Western over-regulation will drive investment to Asia: CIC
The deputy head of China’s $400 billion sovereign wealth fund CIC has ridiculed UK and US regulatory change and challenged Hong Kong to step into the breach as a global financial hub.
Speaking at the Asian Financial Forum in Hong Kong this week, Jesse Wang labelled Vickers Report recommendations for British banks to separate high street and investment banking operations as “anti-globalisation”.
The executive vice-president of China Investment Corporation argued that the pending UK rules, scheduled to become law in 2015 and implemented by 2019, amounted to over-regulation that would impair banks’ competiveness and could push global banks to switch investments to Asia.
He added that new prudential standards planned for foreign banking organisations (FBOs) in the US under the Dodd-Frank Act would be counter-productive to Chinese institutional expansion.
Under the proposals, FBOs – defined as global institutions with consolidated assets of $50 billion or more – would be required to set up a separately capitalised intermediate holding company for all their US subsidiaries.
Evidently CIC would be caught by this regulation. As an institution it has $400 billion, and although it does not currently have a US office itself, it owns state investment arm Central Huijin, which has shares in all of China’s big four banks.
“This [FBO regulation] is counter-intuitive,” suggested Wang. “The competition among the big four state-owned commercial banks is already as intense as a mud-fight. Are they expecting CIC to consolidate these under one intermediate holding company?”
Addressing the packed 300-seat conference room, Wang then asked whether Hong Kong was ready to expand as a global hub where international banks would increasingly base their operations.

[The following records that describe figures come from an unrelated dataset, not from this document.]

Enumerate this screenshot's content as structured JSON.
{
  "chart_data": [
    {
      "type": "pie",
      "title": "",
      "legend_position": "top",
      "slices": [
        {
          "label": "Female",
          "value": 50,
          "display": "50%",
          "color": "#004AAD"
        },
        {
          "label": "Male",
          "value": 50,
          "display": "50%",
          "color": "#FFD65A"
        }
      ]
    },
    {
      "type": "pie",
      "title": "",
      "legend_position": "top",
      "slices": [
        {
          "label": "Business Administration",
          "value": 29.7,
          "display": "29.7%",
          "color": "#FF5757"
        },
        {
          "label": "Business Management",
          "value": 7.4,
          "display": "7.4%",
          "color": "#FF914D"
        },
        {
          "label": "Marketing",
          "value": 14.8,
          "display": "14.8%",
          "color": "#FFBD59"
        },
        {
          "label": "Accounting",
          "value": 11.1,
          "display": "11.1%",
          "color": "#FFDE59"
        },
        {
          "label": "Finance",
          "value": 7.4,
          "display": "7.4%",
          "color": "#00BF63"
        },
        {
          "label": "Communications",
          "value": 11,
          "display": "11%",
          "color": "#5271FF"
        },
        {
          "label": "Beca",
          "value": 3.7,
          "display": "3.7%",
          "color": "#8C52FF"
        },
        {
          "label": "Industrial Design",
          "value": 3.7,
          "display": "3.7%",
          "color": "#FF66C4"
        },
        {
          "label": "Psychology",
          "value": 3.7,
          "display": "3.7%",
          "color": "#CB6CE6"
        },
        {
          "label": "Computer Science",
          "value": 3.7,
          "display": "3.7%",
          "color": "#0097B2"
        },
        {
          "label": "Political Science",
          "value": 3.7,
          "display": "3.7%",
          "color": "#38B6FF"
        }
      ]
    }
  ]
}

“In order to survive [Western over-regulation],” he said, “financial institutions will ultimately have to come out [from UK or US jurisdictions], so is Hong Kong ready?
“We should welcome these international financial institutions to Hong Kong, so that in future they can become Hong Kong Co. Limited instead of US Co. Limited.”
On a separate note, Wang, who previously worked as CFO and executive vice-president at Bank of China International, shared his views on the inefficiencies and lack of innovation in China’s financial system.
Despite having grown in scale, the nation’s mutual fund industry still exhibits retail-like investment behaviour, he said. “This has to do with the lack of corporate governance among these [mutual fund] organisations, and the fact that in China we still do not have a well-developed [market] valuation mechanism.”
He observed that the lack of financial instruments with reasonable return prospects meant that Chinese investors were paying too much attention to stock-market indices.
Wang suggested that both fundraisers and investors needed to be able to access the domestic market at low cost to turn the situation around. Moreover, regulators needed to step in to improve structural issues, such as market infrastructure and legal framework, and focus on encouraging innovation rather than clamping down on it.